O
Victor Cunha Rego dizia com a sua clarividência extraordinária que as dores, os
medos, as espontaneidades, os amores, os ódios são demasiado tímidos. Pretendo
com isto reflectir um pouco sobre os medos que nos invadem quotidianamente e
que, por vezes, podem coarctar as nossas acções para o bem e para o mal.
O medo é um sentimento terrível. E são tantos os
medos que nós podemos alimentar todos os momentos da vida, mesmo que à partida
confessemos que não temos medo de nada.
Os pais têm medo de perder os seus filhos, para a
droga, para álcool e para a prostituição. Os filhos podem ter medo de perder o
apoio dos pais. Os trabalhadores têm medo de perder o emprego e faltar-lhes o
dinheiro suficiente para gastar no fim de cada mês. Os cidadãos têm medo de
sair à rua porque a insegurança social é muito grande. Ninguém quer ser
roubado, espoliado ou espancado. Quase todos têm medo de serem presos, mas por
isso não deixam de infringir a lei. Há também o medo de se ver nas malhas da
justiça, porque implica ter que lidar com gente pouco honesta.
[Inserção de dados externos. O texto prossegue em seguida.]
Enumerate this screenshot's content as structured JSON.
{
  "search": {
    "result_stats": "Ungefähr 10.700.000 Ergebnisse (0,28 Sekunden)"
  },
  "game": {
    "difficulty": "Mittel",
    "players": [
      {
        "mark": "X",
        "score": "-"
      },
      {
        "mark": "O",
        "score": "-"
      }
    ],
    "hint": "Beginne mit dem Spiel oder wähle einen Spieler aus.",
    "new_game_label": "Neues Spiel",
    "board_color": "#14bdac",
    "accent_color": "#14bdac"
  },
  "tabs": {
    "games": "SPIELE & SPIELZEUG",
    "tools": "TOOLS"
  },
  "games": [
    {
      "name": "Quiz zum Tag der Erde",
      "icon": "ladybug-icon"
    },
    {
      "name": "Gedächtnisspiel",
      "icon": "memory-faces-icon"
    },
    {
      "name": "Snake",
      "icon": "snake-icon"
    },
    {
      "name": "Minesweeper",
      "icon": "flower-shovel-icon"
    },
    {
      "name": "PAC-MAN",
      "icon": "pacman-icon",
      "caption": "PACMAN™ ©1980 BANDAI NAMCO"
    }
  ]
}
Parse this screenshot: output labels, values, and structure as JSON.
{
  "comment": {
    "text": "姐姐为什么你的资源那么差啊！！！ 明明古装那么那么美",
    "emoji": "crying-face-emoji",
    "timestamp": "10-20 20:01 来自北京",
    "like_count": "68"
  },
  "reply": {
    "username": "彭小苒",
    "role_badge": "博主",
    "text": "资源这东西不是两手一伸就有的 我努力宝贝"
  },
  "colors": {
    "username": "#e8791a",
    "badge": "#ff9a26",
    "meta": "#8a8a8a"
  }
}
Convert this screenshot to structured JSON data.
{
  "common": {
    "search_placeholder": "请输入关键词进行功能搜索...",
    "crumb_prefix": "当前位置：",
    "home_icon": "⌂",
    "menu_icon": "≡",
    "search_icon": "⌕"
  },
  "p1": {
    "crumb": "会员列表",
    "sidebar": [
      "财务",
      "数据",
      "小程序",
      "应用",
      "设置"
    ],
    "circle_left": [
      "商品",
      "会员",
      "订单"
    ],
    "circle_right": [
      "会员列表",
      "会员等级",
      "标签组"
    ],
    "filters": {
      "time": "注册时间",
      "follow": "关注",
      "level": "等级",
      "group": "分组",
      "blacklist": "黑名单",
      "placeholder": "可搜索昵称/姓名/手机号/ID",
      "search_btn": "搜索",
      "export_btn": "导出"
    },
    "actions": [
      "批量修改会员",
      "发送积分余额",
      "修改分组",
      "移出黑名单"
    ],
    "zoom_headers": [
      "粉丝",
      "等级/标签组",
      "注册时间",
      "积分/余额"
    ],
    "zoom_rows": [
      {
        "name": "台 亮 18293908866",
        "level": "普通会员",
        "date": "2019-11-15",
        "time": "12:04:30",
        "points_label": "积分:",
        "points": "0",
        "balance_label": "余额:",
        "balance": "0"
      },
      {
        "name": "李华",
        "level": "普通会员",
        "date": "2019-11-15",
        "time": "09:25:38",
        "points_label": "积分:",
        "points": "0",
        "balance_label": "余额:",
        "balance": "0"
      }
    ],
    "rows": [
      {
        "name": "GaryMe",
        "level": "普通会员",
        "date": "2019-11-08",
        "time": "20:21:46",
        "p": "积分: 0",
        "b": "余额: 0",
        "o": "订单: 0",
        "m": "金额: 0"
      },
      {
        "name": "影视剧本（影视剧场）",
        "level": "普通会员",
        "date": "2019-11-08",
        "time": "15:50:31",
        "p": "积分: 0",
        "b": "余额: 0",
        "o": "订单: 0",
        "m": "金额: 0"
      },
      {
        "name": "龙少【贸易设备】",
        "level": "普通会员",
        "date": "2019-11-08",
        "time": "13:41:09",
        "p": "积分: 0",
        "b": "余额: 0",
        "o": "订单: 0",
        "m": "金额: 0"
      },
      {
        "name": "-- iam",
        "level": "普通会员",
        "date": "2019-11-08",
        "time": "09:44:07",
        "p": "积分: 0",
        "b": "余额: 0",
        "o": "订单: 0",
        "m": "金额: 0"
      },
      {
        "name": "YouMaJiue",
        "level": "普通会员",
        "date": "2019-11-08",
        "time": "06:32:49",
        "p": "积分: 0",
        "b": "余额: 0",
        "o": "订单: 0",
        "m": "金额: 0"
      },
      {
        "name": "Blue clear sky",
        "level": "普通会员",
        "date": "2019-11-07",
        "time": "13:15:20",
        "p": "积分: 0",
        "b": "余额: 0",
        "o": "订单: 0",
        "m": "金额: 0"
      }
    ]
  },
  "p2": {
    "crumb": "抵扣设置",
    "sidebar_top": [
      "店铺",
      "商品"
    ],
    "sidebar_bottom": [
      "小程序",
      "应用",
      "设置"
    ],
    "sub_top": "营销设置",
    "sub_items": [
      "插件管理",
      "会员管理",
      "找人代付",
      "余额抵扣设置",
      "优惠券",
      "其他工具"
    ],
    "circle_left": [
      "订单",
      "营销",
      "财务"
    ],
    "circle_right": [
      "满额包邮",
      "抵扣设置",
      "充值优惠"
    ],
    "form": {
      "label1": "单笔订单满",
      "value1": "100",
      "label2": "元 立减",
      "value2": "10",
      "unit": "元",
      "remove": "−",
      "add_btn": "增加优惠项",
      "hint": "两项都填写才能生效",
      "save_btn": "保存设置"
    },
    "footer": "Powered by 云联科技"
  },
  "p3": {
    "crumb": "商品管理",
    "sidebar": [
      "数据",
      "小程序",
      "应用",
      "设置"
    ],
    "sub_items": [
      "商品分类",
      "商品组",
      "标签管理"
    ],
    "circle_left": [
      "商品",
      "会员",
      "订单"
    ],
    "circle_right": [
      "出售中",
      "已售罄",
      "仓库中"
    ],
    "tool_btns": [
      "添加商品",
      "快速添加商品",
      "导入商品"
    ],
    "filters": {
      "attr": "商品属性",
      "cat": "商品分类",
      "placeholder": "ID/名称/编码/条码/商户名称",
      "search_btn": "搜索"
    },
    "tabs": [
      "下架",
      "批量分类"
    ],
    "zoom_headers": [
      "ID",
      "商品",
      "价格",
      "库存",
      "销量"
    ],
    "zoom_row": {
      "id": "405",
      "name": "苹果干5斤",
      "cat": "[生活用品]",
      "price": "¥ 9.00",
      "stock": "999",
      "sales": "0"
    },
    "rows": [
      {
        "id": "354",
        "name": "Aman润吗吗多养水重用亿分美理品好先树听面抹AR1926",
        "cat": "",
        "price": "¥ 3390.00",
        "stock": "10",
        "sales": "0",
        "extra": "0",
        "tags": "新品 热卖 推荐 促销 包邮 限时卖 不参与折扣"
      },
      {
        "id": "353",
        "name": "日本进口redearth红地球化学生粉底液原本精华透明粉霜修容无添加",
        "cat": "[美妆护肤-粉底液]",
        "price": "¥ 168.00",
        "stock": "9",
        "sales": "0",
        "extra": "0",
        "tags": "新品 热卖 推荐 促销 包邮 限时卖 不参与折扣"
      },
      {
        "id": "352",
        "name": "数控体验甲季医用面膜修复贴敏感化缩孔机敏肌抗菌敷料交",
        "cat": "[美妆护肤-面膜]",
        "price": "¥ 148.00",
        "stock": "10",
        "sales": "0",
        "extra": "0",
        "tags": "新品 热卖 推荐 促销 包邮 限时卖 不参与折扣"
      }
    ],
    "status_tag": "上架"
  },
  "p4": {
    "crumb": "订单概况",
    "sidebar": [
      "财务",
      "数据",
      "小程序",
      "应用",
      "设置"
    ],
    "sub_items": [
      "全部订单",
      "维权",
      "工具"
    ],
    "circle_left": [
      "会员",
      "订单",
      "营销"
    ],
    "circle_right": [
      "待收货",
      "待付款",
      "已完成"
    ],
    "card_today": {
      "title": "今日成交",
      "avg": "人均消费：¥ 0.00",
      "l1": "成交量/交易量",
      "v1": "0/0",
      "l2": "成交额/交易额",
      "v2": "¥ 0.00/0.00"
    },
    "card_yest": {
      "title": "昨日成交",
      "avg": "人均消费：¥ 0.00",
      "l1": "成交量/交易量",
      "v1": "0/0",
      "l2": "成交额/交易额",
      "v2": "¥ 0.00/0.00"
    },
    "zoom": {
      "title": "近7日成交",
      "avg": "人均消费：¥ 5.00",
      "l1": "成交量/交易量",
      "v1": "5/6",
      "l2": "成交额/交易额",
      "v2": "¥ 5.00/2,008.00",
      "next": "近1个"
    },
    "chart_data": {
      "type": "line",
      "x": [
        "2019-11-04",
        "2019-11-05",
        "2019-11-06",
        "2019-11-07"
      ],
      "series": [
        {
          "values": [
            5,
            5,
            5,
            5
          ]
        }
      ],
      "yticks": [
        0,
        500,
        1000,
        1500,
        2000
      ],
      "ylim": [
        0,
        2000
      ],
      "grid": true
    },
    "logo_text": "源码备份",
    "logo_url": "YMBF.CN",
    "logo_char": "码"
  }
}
A doença e a morte também são aspectos da condição
humana que todos querem exorcizar e o medo que provocam é incalculável, o
estado da medicina também não anima nada e o que se houve dizer dos lugares da
saúde, provoca-nos, para além do medo natural da doença, um terror
insuportável.
Outros, talvez não muito poucos, ainda terão medo de
Deus. E quantos não terão medo do diabo e das bruxas. Resumindo, todos têm medo
de alguma coisa, a vida é assim mesmo.
Quanto ao medo de Deus, estamos falados. Não pode
haver medo de alguém que nos acarinha, nos envolve de atenção amorosa. E ensina
S. Ireneu sobre Deus e o homem: "gloria Dei, homo vivens" (a glória
de Deus, é o homem vivo). A lógica de Deus é esta, promover a pessoa humana
para que se salve e viva sem medo de nada deste mundo nem do outro.
Deus não pode ser uma força que nos massacra e
oprime. Deus, que é nosso pai e nossa mãe, concede-nos livremente as suas
graças e a gratidão é a única resposta que, a partir deste facto, pode fazer
sentido. Por isso dirá S. Paulo: "Pois Deus não nos deu um espírito de
medo, mas um espírito de força, de amor e de sobriedade" (2 Tm 1, 7).
Não podem coexistir a saudável visão de Deus com
alguns sentimentos que mais não são senão um fardo que oprimem e matam a
liberdade da pessoa humana. Deus não se cria nem se deixa criar por ninguém.
Movidos pelo medo, renunciamos àquilo que Deus nos concedeu, à realidade mais
profunda, à faculdade de sentir e amar, a fim de se ser aceite por aquele Deus
que criamos ou pensamos existir vergado às nossas categorias mentais.